BIA’s 2013 annual report lists the number of complaints that it receives within its jurisdiction each year and the prior year, broken down into 15 categories. It also graphs that same data, and graphs it again as to the top 5 categories of complaints. It also reports on separation and suspension decisions of the Chicago Police Board. But it reports nothing about what it does with the complaints. It does not report how many it investigates per year or what its backlog of complaints is. It does not report how many findings it made or their categories. If you were to try to design an annual report to make it difficult for members of the City Council or the public to evaluate whether BIA is doing a good job of investigating complaints of police misconduct, it would be hard to design a more confusing one.

 

It turns out, however, that since at least 2004, the Chicago Police Superintendent has been submitting the Chicago Police Board monthly data on the number and categories of its findings on complaints. But you can’t find any link, much less reference, on BIA’s web page to that information. To its credit, the Chicago Police Board recently started posting that data on its web page.

You can find this data by going to the Chicago Police Board home page and clicking on “Public Meetings.” You will see a topic called “Regular Meetings.” For the May 2015 meeting, click on the term “Blue Book.” Then scroll down to page 14 of that document.

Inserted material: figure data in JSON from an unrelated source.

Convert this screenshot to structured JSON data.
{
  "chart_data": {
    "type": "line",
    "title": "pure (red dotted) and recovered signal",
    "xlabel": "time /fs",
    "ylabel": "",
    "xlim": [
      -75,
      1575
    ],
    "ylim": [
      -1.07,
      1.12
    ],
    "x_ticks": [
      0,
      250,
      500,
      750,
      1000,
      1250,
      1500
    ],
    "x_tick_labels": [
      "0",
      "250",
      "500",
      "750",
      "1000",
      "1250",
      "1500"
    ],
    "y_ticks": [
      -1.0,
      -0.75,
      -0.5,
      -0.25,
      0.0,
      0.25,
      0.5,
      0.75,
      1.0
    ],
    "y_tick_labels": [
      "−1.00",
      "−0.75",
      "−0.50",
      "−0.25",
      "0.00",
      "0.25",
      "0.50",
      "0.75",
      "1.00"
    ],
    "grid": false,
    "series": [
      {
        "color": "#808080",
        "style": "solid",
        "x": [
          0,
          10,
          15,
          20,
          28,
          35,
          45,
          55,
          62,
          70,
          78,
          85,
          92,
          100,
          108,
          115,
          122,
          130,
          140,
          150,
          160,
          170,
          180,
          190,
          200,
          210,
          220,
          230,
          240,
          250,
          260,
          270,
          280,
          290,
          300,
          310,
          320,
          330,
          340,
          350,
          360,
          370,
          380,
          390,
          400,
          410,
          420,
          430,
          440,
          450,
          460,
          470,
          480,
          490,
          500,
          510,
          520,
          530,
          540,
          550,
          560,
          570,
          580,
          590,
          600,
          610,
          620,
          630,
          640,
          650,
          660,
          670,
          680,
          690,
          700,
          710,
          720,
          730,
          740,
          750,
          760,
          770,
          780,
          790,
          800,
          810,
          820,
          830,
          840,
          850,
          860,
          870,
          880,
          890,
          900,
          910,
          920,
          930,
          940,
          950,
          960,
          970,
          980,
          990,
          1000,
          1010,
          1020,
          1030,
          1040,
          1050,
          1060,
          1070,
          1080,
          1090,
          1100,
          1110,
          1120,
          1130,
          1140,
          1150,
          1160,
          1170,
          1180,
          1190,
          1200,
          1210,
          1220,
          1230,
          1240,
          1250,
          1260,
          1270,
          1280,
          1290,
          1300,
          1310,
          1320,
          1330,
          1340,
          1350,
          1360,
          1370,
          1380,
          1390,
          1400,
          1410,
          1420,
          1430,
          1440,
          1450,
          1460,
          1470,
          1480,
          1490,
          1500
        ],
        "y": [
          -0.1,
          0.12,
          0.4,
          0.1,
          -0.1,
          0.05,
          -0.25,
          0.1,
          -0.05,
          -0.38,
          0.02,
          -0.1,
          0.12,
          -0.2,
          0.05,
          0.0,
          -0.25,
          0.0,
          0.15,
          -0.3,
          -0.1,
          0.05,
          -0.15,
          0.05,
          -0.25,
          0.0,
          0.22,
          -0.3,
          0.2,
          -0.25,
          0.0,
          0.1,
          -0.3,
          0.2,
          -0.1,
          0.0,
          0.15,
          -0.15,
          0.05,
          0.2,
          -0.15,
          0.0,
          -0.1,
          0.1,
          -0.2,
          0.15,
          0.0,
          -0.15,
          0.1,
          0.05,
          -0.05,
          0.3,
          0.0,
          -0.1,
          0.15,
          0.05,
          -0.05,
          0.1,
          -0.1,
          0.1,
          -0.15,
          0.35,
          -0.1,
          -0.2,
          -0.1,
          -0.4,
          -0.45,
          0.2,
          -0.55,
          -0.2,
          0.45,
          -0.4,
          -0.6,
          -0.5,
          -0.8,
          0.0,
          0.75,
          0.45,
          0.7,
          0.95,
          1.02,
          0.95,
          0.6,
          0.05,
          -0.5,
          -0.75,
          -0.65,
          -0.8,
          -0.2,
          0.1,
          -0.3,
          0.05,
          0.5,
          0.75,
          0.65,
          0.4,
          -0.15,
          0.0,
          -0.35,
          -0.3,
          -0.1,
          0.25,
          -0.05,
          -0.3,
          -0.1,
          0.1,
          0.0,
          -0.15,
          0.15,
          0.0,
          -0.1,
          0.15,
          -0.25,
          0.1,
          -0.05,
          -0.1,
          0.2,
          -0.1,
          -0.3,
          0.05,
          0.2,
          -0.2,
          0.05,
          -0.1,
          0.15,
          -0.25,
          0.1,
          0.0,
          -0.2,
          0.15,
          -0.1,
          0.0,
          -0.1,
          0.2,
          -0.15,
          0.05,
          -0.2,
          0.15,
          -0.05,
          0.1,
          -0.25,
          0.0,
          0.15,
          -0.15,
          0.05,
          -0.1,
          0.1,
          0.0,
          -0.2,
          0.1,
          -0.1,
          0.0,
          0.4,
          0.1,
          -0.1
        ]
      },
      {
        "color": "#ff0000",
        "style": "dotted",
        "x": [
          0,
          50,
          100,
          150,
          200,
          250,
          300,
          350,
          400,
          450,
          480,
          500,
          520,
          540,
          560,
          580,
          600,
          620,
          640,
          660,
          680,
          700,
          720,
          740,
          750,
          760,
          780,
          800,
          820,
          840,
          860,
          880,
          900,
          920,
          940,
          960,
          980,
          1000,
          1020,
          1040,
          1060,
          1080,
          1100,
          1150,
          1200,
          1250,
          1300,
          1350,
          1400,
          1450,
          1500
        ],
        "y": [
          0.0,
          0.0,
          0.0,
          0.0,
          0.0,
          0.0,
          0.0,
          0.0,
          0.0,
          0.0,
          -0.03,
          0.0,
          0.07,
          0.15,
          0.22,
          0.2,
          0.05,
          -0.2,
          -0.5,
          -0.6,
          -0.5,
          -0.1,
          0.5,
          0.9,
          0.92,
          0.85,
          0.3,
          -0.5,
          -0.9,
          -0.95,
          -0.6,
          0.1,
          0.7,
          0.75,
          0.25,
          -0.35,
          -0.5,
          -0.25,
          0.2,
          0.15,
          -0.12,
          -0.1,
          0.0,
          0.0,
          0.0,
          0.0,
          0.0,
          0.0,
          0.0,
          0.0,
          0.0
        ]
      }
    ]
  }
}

When either BIA or IPRA concludes that there is sufficient evidence to justify disciplinary action, they enter a “sustained” finding on the complaint. In 2014 BIA reported that 24% of its findings were in the “sustained” category, while IPRA reported that only 14% if its findings were in that category. You might conclude from this data that BIA was more pro-complainant than was IPRA, but you would be wrong. Here’s why:

  • About 40% of complaints that BIA investigates allege violations of the internal personnel and operational rules of the police department as to such matters as sick leave. Supervisors (not members of the public) typically file these complaints against subordinates. They are simpler and less significant than the complaints the public files alleging illegal searches and seizures, improper arrests, verbal abuse, coercion or criminal misconduct.
  • BIA transfers the responsibility of investigating some of its complaints to the various police districts.

 

Thus when BIA reports that 24% of its findings were sustained, it lumps together findings of personnel/operational violations with all the other types of violations, and it lumps together findings made by the police districts with findings it has made. It could be that all of the “sustained” findings found personnel/operational violations, or were all made by the police districts, not BIA. There is no way for the public to know. By lumping together data about different types of decisions, BIA hides important information. And it reveals no information that would allow the public to evaluate how BIA evaluates complaints of violations filed by members of the public against police officers.

Recent events in places like Ferguson, Missouri and Staten Island, New York remind us that the process of investigating complaints of police misconduct must be both fair and transparent. BIA fails the transparency test.